Note: Make a slightly thick paste with 2-3 tablespoons of this powder and water, add a splash of tamarind juice/ extract, salt, jaggery, bring it to a gentle simmer for about 3-4 minutes, remove from heat. Add chopped cold cucumber to it and enjoy it with rice or rotis!

Rasam powder
(Makes about 400 grams)

• 1 teaspoon groundnut oil
• 1⁄4 kg coriander seeds
• 1⁄4 kg dry red chillies (Byadagi)
• 50 gms cumin seeds
• 50 gms fenugreek seeds
• 25 gms mustard seeds
• 25 gms black pepper
• 2 sprigs curry leaves
• 1 teaspoon turmeric
• 1⁄2 teaspoon asafoetida powder


• Heat the oil in a pan, and add the coriander seeds and red chillies, fry on low heat until they’re done. Empty both into a large steel bowl/plate,
set aside.
• In the same pan, fry the remaining ingredients on a low flame until done, and turn off the heat.
• Once all the ingredients are cooled, grind to a fine powder in the mixie. Let it cool completely before storing in an airtight container.
• Stays for upto 4 weeks outside, or 2 months in the freezer.
Use in rasam according to spice preference (typically 2 teaspoons for 2 cups of rasam)

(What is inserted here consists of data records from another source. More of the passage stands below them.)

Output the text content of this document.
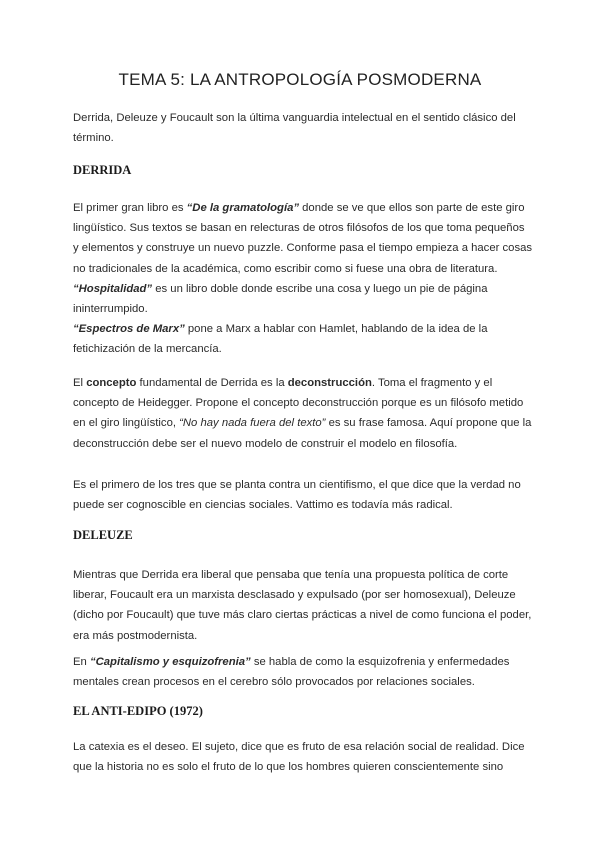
TEMA 5: LA ANTROPOLOGÍA POSMODERNA

Derrida, Deleuze y Foucault son la última vanguardia intelectual en el sentido clásico del término.

DERRIDA

El primer gran libro es “De la gramatología” donde se ve que ellos son parte de este giro lingüístico. Sus textos se basan en relecturas de otros filósofos de los que toma pequeños y elementos y construye un nuevo puzzle. Conforme pasa el tiempo empieza a hacer cosas no tradicionales de la académica, como escribir como si fuese una obra de literatura. “Hospitalidad” es un libro doble donde escribe una cosa y luego un pie de página ininterrumpido.

“Espectros de Marx” pone a Marx a hablar con Hamlet, hablando de la idea de la fetichización de la mercancía.

El concepto fundamental de Derrida es la deconstrucción. Toma el fragmento y el concepto de Heidegger. Propone el concepto deconstrucción porque es un filósofo metido en el giro lingüístico, “No hay nada fuera del texto” es su frase famosa. Aquí propone que la deconstrucción debe ser el nuevo modelo de construir el modelo en filosofía.

Es el primero de los tres que se planta contra un cientifismo, el que dice que la verdad no puede ser cognoscible en ciencias sociales. Vattimo es todavía más radical.

DELEUZE

Mientras que Derrida era liberal que pensaba que tenía una propuesta política de corte liberar, Foucault era un marxista desclasado y expulsado (por ser homosexual), Deleuze (dicho por Foucault) que tuve más claro ciertas prácticas a nivel de como funciona el poder, era más postmodernista.

En “Capitalismo y esquizofrenia” se habla de como la esquizofrenia y enfermedades mentales crean procesos en el cerebro sólo provocados por relaciones sociales.

EL ANTI-EDIPO (1972)

La catexia es el deseo. El sujeto, dice que es fruto de esa relación social de realidad. Dice que la historia no es solo el fruto de lo que los hombres quieren conscientemente sino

Note: Use this powder for various other preparations, like Gojju, or make this quick chutney as a side dish with idli/ dosa by mixing ½ teaspoon of the masala powder with 3-4 tablespoons of thick curd, add a dash of salt and sugar, stir well.

(Ranjini Rao is a communications professor, author, and podcaster, straddling multiple worlds in Bengaluru. She’s passionate about urban farming and sustainable living, and can mostly be found cooking and baking in her little kitchen where, surrounded by heirloom coffee kettles and mismatched tea cups, she finds her chi.)